'And Judith. She lived alone now. Perhaps she had lived alone ever since that Christmas day last year and then year before last and then three years and then four years ago, since though Sutpen was gone now with his and Sartoris' regiment and the Negroes — the wild stock with which he had created Sutpen's Hundred — had followed the first Yankee troops to pass through Jefferson, she lived in anything but solitude, what with Ellen in bed in the shuttered room, requiring the unremitting attention of a child while she waited with that amazed and passive uncomprehension to die; and she (Judith) and Clytie making and keeping a kitchen garden of sorts to keep them alive; and Wash Jones, living in the abandoned and rotting fishing camp in the river bottom which Sutpen had built after the first woman — Ellen — entered his house and the last deer and bear hunter went out of it, where he now permitted Wash and his daughter and infant granddaughter to live, performing the heavy garden work and supplying Ellen and Judith and then Judith with fish and game now and then, even entering the house now, who until Sutpen went away, had never approached nearer than the scuppernong arbor behind the kitchen where on Sunday afternoons he and Sutpen would drink from the demijohn and the bucket of spring water which Wash fetched from almost a mile away, Sutpen in the barrel stave hammock talking and Wash squatting against a post, chortling and guffawing.
It was not solitude and certainly not idleness for Judith: the same impenetrable and serene face, only a little older now, a little thinner now, which had appeared in town in the carriage beside her father's within a week after it was learned that her fiance and her brother had quitted the house in the night and vanished. When she came to town now, in the made-over dress which all Southern women now wore, in the carriage still but drawn now by a mule, a plow mule, soon the plow mule, and no coachman to drive it either, to put the mule in the harness and take it out, to join the other women — there were wounded in Jefferson then — in the improvised hospital where (the nurtured virgin, the supremely and traditionally idle) they cleaned and dressed the self-fouled bodies of strange injured and dead and made lint of the window curtains and sheets and linen of the houses in which they had been born; there were none to ask her about brother and sweetheart, while they talked among themselves of sons and brothers and husbands with tears and grief perhaps, but at least with certainty, knowledge.
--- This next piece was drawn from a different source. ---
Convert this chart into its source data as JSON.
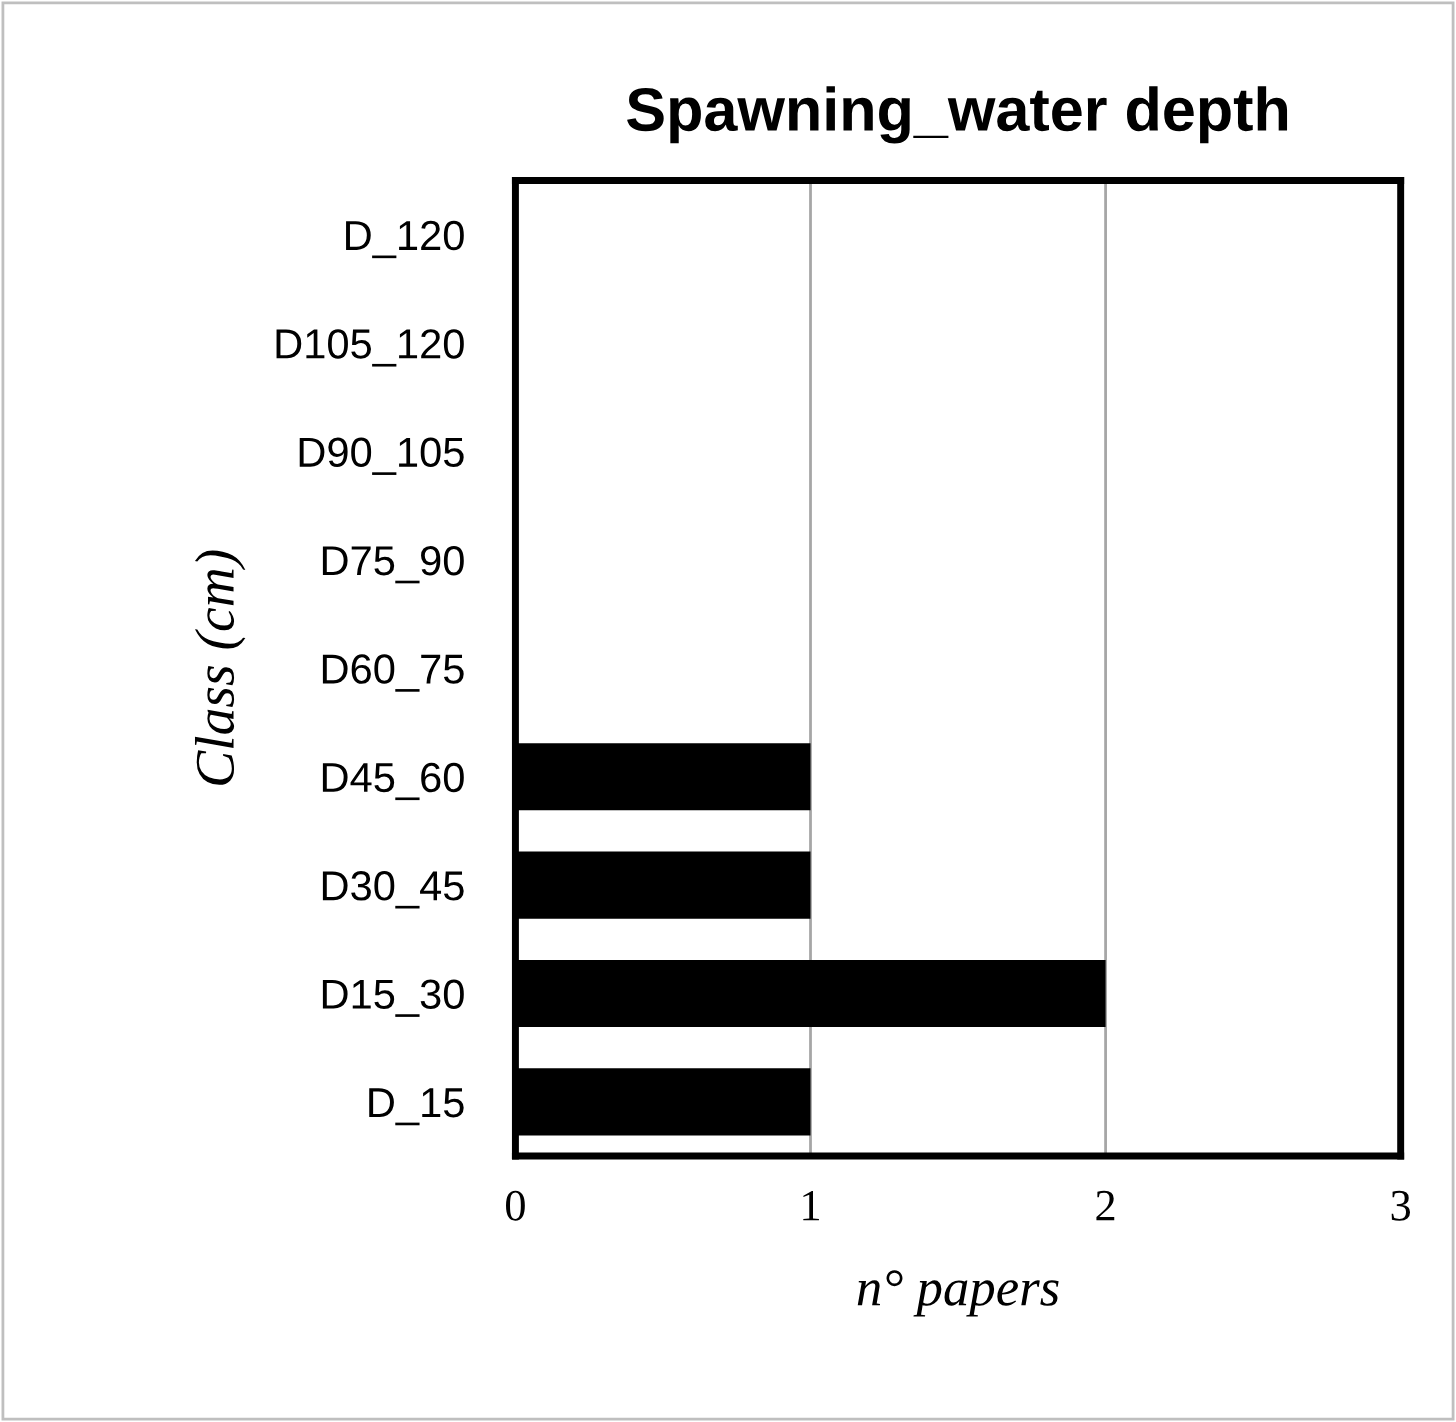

Judith waiting too, like Henry and Bon, not knowing for what, but unlike Henry and Bon, not even knowing for why. Then Ellen died, the butterfly of a forgotten summer two years defunctive now the substanceless shell, the shade impervious to any alteration of dissolution because of its very weightlessness: no body to be buried: just the shape, the recollection, translated on some peaceful afternoon without bell or catafalque into that cedar grove, to lie in powder light paradox beneath the thousand pounds of marble monument which Sutpen (Colonel Sutpen now, since Sartoris had been deposed at the annual election of regimental officers the year before) brought in the regimental forage wagon from Charleston, South Carolina and set above the faint grassy depression which Judith told him was Ellen's grave.
And then her grandfather died, starved to death nailed up in his own attic, and Judith doubtless inviting Miss Rosa to come out to Sutpen's Hundred to live and Miss Rosa declining, waiting, too, apparently upon this letter, this first direct word from Bon in four years and which, a week after she buried him, too, beside her mother's tombstone, she brought to town herself, in the surrey drawn by the mule which both she and Clytie had learned to catch and harness, and gave to your grandmother, bringing the letter voluntarily to your grandmother, who (Judith) never called on anyone now, had no friends now, doubtless knowing no more why she chose your grandmother to give the letter to than your grandmother knew; not thin now but gaunt, the Sutpen skull showing indeed now through the worn, the Coldfield, flesh, the face which had long since forgotten how to be young and yet absolutely impenetrable, absolutely serene: no mourning, not even grief, and your grandmother saying, "Me? You want me to keep it?"